The Washington Post reported Sunday from Pearlington, Mississippi that "charity efforts have constituted more than 80% of the home rebuilding completed so far." The largest home builder has been Habitat for Humanity. In addition to highlighting the embarrassing government response to Katrina, this makes a huge statement for the power of volunteerism, or to use "new media" terms "social production" or "peer production".
But peer production isn't just for social good anymore. The Post also reports on how Doritos will be running "make-your-own" Super Bowl ads saving millions from production costs and leveraging content from over 1,000 ad-makers gunning for the $10,000 price.

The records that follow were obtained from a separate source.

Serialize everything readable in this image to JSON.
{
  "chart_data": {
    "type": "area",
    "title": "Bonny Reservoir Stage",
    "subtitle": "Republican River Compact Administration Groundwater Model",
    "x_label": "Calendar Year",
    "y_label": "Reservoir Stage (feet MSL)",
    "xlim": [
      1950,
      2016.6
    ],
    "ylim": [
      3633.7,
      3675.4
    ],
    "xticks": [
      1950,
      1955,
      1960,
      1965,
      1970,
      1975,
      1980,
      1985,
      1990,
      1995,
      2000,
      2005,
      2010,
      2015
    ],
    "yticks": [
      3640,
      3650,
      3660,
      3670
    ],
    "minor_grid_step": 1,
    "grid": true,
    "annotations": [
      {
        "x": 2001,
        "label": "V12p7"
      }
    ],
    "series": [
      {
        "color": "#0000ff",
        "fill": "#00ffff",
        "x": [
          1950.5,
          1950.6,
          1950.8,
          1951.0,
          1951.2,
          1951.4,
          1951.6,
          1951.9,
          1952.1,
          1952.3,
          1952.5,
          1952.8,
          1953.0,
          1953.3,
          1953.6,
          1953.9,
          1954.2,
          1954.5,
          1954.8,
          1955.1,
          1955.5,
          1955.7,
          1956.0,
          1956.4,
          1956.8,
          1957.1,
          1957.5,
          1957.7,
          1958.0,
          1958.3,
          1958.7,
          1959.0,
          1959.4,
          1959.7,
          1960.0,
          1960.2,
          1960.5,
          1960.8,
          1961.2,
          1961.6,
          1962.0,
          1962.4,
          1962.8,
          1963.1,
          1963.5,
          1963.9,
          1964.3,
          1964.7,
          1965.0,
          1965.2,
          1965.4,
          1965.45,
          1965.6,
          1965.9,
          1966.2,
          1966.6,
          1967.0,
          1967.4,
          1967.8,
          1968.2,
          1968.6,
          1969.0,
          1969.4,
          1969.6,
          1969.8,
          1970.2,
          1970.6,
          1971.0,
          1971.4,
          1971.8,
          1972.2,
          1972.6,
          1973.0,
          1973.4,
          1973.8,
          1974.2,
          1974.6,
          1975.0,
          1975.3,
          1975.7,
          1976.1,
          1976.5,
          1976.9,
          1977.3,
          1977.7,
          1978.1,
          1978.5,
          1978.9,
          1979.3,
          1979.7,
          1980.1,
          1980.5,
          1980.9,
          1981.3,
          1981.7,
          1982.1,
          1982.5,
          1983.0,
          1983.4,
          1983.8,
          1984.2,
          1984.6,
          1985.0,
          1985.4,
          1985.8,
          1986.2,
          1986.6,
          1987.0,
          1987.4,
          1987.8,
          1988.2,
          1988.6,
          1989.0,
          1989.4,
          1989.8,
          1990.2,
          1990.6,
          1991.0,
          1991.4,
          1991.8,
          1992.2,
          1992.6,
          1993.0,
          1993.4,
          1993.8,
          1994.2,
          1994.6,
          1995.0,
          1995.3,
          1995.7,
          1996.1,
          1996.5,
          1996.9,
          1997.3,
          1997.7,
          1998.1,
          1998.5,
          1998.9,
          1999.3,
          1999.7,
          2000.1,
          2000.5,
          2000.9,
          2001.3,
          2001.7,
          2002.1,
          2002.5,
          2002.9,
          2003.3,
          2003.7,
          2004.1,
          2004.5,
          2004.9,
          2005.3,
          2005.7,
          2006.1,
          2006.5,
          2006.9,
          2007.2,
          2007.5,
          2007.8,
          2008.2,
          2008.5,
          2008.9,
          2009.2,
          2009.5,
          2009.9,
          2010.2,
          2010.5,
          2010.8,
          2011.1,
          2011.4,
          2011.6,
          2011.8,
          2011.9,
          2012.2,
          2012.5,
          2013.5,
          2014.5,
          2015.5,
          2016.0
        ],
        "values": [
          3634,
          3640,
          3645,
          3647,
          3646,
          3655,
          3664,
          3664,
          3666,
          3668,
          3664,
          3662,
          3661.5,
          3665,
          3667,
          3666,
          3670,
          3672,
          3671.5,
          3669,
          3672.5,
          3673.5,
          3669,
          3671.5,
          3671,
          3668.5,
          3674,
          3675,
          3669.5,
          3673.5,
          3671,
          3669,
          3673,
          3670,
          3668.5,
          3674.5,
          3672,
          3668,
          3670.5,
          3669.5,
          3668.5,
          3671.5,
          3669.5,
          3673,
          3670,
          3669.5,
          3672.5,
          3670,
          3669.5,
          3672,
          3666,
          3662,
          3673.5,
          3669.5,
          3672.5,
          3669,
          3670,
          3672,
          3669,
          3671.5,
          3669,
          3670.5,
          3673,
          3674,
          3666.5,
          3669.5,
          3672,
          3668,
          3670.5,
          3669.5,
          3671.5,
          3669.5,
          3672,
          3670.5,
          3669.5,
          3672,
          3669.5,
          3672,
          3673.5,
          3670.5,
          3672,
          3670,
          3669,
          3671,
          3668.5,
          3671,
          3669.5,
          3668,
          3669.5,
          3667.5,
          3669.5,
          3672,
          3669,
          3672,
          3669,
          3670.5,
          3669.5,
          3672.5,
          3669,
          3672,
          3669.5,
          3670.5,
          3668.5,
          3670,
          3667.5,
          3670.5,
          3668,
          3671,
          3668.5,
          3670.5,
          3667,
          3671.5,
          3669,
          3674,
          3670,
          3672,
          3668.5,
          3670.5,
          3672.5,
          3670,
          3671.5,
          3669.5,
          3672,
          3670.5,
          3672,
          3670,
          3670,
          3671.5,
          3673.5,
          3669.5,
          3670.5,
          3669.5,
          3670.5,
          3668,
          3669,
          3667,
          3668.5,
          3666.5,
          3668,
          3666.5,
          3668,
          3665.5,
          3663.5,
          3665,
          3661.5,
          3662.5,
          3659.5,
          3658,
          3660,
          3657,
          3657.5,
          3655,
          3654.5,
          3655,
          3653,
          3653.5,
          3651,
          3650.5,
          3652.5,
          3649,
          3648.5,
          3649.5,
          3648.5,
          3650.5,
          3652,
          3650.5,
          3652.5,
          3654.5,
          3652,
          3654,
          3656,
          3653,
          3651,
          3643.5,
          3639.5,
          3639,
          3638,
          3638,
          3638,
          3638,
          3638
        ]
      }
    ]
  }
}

Or check out the Netflix Prize where teams are competing for $1M if they "substantially improve the accuracy of predictions about how much someone is going to a love a movie". (Thanks to Ken for this tip.) According to their Leaderboard, over 19,000 contestents from 130 countries are competing and the best are 2/3's of the way to the Netflix goal.
What's so motivating about peer production? In simple terms, the huge labor pool available to be tapped. We know there are about 1 billion internet users. If each of them has 1 hour of discretionary time per day to spend on a problem that amounts to half-a-million work years of labor per day! Put another way, that time amounts to 47 times the daily labor from the entire Federal government civilian work force of 2.6 million people.
What could you do with that many staff?